Day 03 - A fic for UST. |
List of Days Fandom Category: Doctor Who
Pairing: Rose Tyler/The Doctor
Fic Title: Incurable
Author:
rosa_acicularisLink:
http://rosa-acicularis.livejournal.com/9454.html#cutid1Rating/Warning(s): PG-13
Genre: Drama, introspection, missing moment
WIP?: No.
Why This Must Be Read: After the events of Love and Monsters, Rose has a question. The Doctor may or may not have an answer.
rosa_acicularis has been
recced here before multiple times, so I was lucky (and astonished) that Incurable could had been missed. (Fortunate for me, though, because I was wondering what I would put in this category.) As for why this story in particular? Because it features the Doctor and Rose discussing love but coming to the sort of conclusions a nine-hundred-year-old alien would, while lying side by side on Rose Tyler's bed. I think it captures extraordinarily well the push-pull, verging on fulfilled dynamic between Ten and Rose, while keeping their characters absolutely in character.
“She was learning how to play bass guitar.”
He arched a puzzled eyebrow. “Sorry?”
“Ursula. Elton told me that, before all this happened, she’d been learning to play bass guitar. They had a sort of band, just for fun like, and no one played the bass so she’d volunteered to learn. She was better with the tambourine, he said.” She plucked idly at a loose thread in her pillow, not meeting his eyes. “He loved her. I could tell, the way he said it - he thought he’d lost her forever, that he had nothing left, but he really wanted me to know that she was good with a tambourine.”
He watched her soberly. “What happened to them isn’t fair.”
“No, it’s not, but that isn’t…” She dragged a hand through her hair and winced as her fingers found the knots. “People die.
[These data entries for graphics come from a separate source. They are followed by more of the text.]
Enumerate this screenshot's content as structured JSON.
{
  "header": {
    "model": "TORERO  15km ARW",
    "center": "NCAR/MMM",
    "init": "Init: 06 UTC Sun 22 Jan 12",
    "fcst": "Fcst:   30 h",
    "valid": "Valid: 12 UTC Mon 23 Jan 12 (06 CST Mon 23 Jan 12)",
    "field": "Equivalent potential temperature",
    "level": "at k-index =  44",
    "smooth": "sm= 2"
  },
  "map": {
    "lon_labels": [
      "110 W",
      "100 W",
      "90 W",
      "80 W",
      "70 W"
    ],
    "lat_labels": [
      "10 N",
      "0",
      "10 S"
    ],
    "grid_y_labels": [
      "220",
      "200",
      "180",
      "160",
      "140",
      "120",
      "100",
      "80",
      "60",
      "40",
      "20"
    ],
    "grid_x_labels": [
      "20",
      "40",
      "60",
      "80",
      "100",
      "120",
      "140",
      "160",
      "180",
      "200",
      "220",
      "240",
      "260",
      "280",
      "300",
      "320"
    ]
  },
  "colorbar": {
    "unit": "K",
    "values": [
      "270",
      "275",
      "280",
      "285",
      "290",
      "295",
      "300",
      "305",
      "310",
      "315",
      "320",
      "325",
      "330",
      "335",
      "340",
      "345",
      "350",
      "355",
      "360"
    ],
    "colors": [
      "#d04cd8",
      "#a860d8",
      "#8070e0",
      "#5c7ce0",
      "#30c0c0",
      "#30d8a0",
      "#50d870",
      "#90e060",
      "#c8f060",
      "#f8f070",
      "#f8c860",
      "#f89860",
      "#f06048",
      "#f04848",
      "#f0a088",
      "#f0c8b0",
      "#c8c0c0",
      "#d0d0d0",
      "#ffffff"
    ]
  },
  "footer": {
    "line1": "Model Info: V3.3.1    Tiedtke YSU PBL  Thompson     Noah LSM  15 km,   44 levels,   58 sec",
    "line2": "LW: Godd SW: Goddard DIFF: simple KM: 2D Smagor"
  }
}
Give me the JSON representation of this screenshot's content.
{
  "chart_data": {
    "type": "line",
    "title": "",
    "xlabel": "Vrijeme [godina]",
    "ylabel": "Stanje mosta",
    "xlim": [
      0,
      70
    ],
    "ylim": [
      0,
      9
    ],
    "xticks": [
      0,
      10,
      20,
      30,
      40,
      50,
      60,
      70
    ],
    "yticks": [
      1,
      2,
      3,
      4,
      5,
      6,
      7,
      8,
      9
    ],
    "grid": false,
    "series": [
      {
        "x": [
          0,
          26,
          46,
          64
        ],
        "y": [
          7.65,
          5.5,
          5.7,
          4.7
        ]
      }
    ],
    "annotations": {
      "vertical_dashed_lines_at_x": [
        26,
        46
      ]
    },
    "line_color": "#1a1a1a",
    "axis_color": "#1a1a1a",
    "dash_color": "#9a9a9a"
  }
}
They get lost, or they lose, and we see it all the time. I don’t like to think I’ve gotten used to it, but maybe I have, a little. I understand the unfair things.” She tried to smile at him and he stared back, his eyes dark. “But, Elton and Ursula, they were in love, I think, and I…” She stopped, struggling to put the rest into words. “When I was small, Mum used to tell me stories about my dad. And I know now a lot of it wasn’t exactly true, but back then I didn’t. She called him her ‘true love’ and that’s what I thought it was like. That’s how I thought it worked.” She paused. “Like a fairy story. In all the universe, there was one person who was just for you and you were just for them, and if you lost them, that was it. That was the end.”
He chuckled, but it was a stilted, awkward sound. “Rose, are you asking me about the nature of love?”
Embarrassed, she covered her eyes with her hand and laughed uneasily. “Suppose I am.”